What saddens me is that we have nicely laid out policy documents sitting in the offices of those who are supposed to be fixing this country. Munaiona Vision 2020 inu? We have heard people admitting that there is corruption in the country. There is probably a whole act in our legal circus on how to curb corruption, but someone is failing to adhere to that for reasons we all know. There are good policies governing fair trade, agriculture, tourism, energy and pretty much every other thing we are struggling with today. That convinces me that people who need to know these things know them and they just do not want to use them. That is how tricky the situation is.

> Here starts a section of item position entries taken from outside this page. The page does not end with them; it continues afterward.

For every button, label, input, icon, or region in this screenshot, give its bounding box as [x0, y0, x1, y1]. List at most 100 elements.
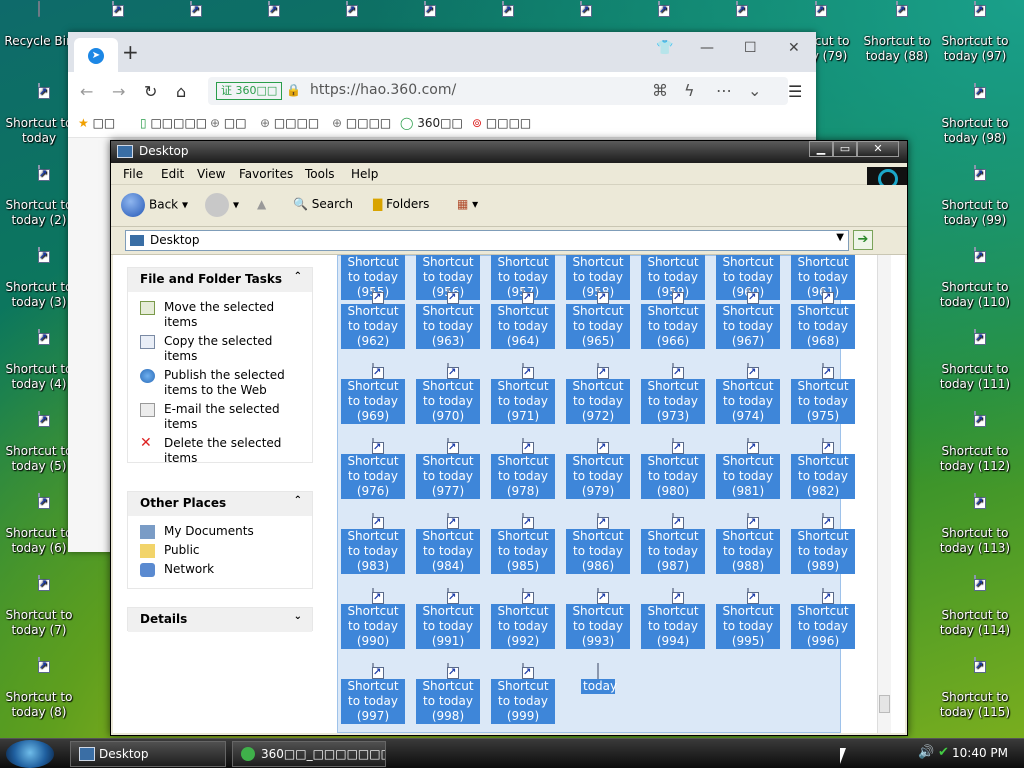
file-item[interactable]: Shortcut to today (988): [716, 513, 780, 574]
file-item[interactable]: Shortcut to today (984): [416, 513, 480, 574]
url-field[interactable]: 证 360□□ 🔒 https://hao.360.com/ ⌘ ϟ ⋯ ⌄: [208, 77, 788, 105]
menu-tools[interactable]: Tools: [305, 167, 335, 181]
file-item[interactable]: Shortcut to today (989): [791, 513, 855, 574]
file-item[interactable]: Shortcut to today (981): [716, 438, 780, 499]
file-item[interactable]: Shortcut to today (965): [566, 288, 630, 349]
desktop-shortcut[interactable]: Shortcut to today (111): [936, 329, 1014, 392]
menu-view[interactable]: View: [197, 167, 225, 181]
file-item[interactable]: Shortcut to today (962): [341, 288, 405, 349]
task-delete[interactable]: ✕ Delete the selected items: [128, 434, 312, 468]
browser-tab[interactable]: ➤: [74, 38, 118, 72]
taskbar-item-desktop[interactable]: Desktop: [70, 741, 226, 767]
go-button[interactable]: ➔: [853, 230, 873, 250]
file-item[interactable]: Shortcut to today (998): [416, 663, 480, 724]
desktop-shortcut[interactable]: Shortcut to today (8): [0, 657, 78, 720]
desktop-shortcut[interactable]: [468, 1, 538, 34]
file-item[interactable]: Shortcut to today (999): [491, 663, 555, 724]
menu-file[interactable]: File: [123, 167, 143, 181]
lightning-icon[interactable]: ϟ: [684, 81, 695, 100]
taskbar-item-browser[interactable]: 360□□_□□□□□□□□...: [232, 741, 386, 767]
close-button[interactable]: ✕: [788, 40, 800, 56]
bookmark-item[interactable]: ⊕ □□: [210, 116, 247, 130]
translate-icon[interactable]: ⌘: [652, 81, 668, 100]
task-copy[interactable]: Copy the selected items: [128, 332, 312, 366]
desktop-shortcut[interactable]: Shortcut to today (113): [936, 493, 1014, 556]
file-item[interactable]: Shortcut to today (982): [791, 438, 855, 499]
file-item[interactable]: Shortcut to today (976): [341, 438, 405, 499]
file-item[interactable]: Shortcut to today (994): [641, 588, 705, 649]
desktop-shortcut[interactable]: [624, 1, 694, 34]
menu-icon[interactable]: ☰: [788, 82, 802, 101]
file-item[interactable]: today: [566, 663, 630, 694]
explorer-window[interactable]: Desktop ▁ ▭ ✕ File Edit View Favorites T…: [110, 140, 908, 736]
file-item[interactable]: Shortcut to today (997): [341, 663, 405, 724]
maximize-button[interactable]: ☐: [744, 40, 757, 56]
file-item[interactable]: Shortcut to today (991): [416, 588, 480, 649]
desktop-shortcut[interactable]: Shortcut to today: [0, 83, 78, 146]
file-item[interactable]: Shortcut to today (986): [566, 513, 630, 574]
desktop-shortcut[interactable]: Shortcut to today (98): [936, 83, 1014, 146]
desktop-shortcut[interactable]: [234, 1, 304, 34]
recycle-bin-icon[interactable]: Recycle Bin: [0, 1, 78, 49]
file-item[interactable]: Shortcut to today (970): [416, 363, 480, 424]
bookmark-item[interactable]: ⊕ □□□□: [260, 116, 319, 130]
chevron-down-icon[interactable]: ⌄: [748, 81, 761, 100]
desktop-shortcut[interactable]: [546, 1, 616, 34]
desktop-shortcut[interactable]: Shortcut to today (88): [858, 1, 936, 64]
more-icon[interactable]: ⋯: [716, 81, 732, 100]
desktop-shortcut[interactable]: Shortcut to today (114): [936, 575, 1014, 638]
address-field[interactable]: Desktop ▼: [125, 230, 849, 251]
desktop-shortcut[interactable]: Shortcut to today (97): [936, 1, 1014, 64]
menu-help[interactable]: Help: [351, 167, 378, 181]
desktop-shortcut[interactable]: [78, 1, 148, 34]
back-arrow-icon[interactable]: ←: [80, 82, 93, 101]
network-icon[interactable]: ✔: [938, 745, 949, 760]
maximize-button[interactable]: ▭: [833, 141, 857, 157]
desktop-shortcut[interactable]: Shortcut to today (99): [936, 165, 1014, 228]
desktop-shortcut[interactable]: Shortcut to today (6): [0, 493, 78, 556]
file-item[interactable]: Shortcut to today (967): [716, 288, 780, 349]
vertical-scrollbar[interactable]: [877, 255, 891, 733]
clock[interactable]: 10:40 PM: [952, 746, 1008, 760]
shirt-icon[interactable]: 👕: [656, 40, 673, 56]
desktop-shortcut[interactable]: [702, 1, 772, 34]
file-item[interactable]: Shortcut to today (973): [641, 363, 705, 424]
bookmark-item[interactable]: ⊕ □□□□: [332, 116, 391, 130]
folders-button[interactable]: ▇ Folders: [373, 197, 429, 211]
menu-edit[interactable]: Edit: [161, 167, 184, 181]
task-email[interactable]: E-mail the selected items: [128, 400, 312, 434]
bookmark-item[interactable]: ◯ 360□□: [400, 116, 463, 130]
desktop-shortcut[interactable]: Shortcut to today (115): [936, 657, 1014, 720]
forward-button[interactable]: ▾: [205, 193, 239, 217]
desktop-shortcut[interactable]: Shortcut to today (4): [0, 329, 78, 392]
back-button[interactable]: Back ▾: [121, 193, 188, 217]
file-item[interactable]: Shortcut to today (978): [491, 438, 555, 499]
views-button[interactable]: ▦ ▾: [457, 197, 478, 211]
file-item[interactable]: Shortcut to today (980): [641, 438, 705, 499]
desktop-shortcut[interactable]: Shortcut to today (2): [0, 165, 78, 228]
refresh-icon[interactable]: ↻: [144, 82, 157, 101]
volume-icon[interactable]: 🔊: [918, 745, 934, 760]
file-item[interactable]: Shortcut to today (977): [416, 438, 480, 499]
desktop-shortcut[interactable]: Shortcut to today (3): [0, 247, 78, 310]
file-item[interactable]: Shortcut to today (964): [491, 288, 555, 349]
file-item[interactable]: Shortcut to today (963): [416, 288, 480, 349]
bookmark-star[interactable]: ★ □□: [78, 116, 115, 130]
minimize-button[interactable]: ▁: [809, 141, 833, 157]
minimize-button[interactable]: —: [700, 40, 714, 56]
file-item[interactable]: Shortcut to today (969): [341, 363, 405, 424]
file-item[interactable]: Shortcut to today (985): [491, 513, 555, 574]
place-public[interactable]: Public: [128, 541, 312, 560]
scrollbar-thumb[interactable]: [879, 695, 890, 713]
close-button[interactable]: ✕: [857, 141, 899, 157]
task-move[interactable]: Move the selected items: [128, 298, 312, 332]
file-item[interactable]: Shortcut to today (971): [491, 363, 555, 424]
file-item[interactable]: Shortcut to today (996): [791, 588, 855, 649]
forward-arrow-icon[interactable]: →: [112, 82, 125, 101]
file-item[interactable]: Shortcut to today (979): [566, 438, 630, 499]
chevron-down-icon[interactable]: ▼: [836, 232, 844, 243]
file-item[interactable]: Shortcut to today (974): [716, 363, 780, 424]
file-item[interactable]: Shortcut to today (993): [566, 588, 630, 649]
file-item[interactable]: Shortcut to today (972): [566, 363, 630, 424]
bookmark-item[interactable]: ▯ □□□□□: [140, 116, 207, 130]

You have probably heard some people saying that Malawi will never develop. The only point at which I agree with them is the point at which we say Malawi is an underdeveloped (and not developing, you people) nation, but in case you were wondering why they say that, the people who are custodians of development in this country do not care about both the present and future of this country. My opinion? Malawi may yet have a chance, but do not expect it to get a face-lifting from within the gafment. It will take a reasonable number working from without to improve the livelihoods of the people… Otherwise some of things are deliberate.

Whether we will join those who are stagnating development is for us to decide, but I think it is time we became a part of the solution as opposed to being part of the problem, which most of us are, anyway.

I am drafting plans for a Solar Field in Lunzu. Zinachitika dzulo zija sizoona.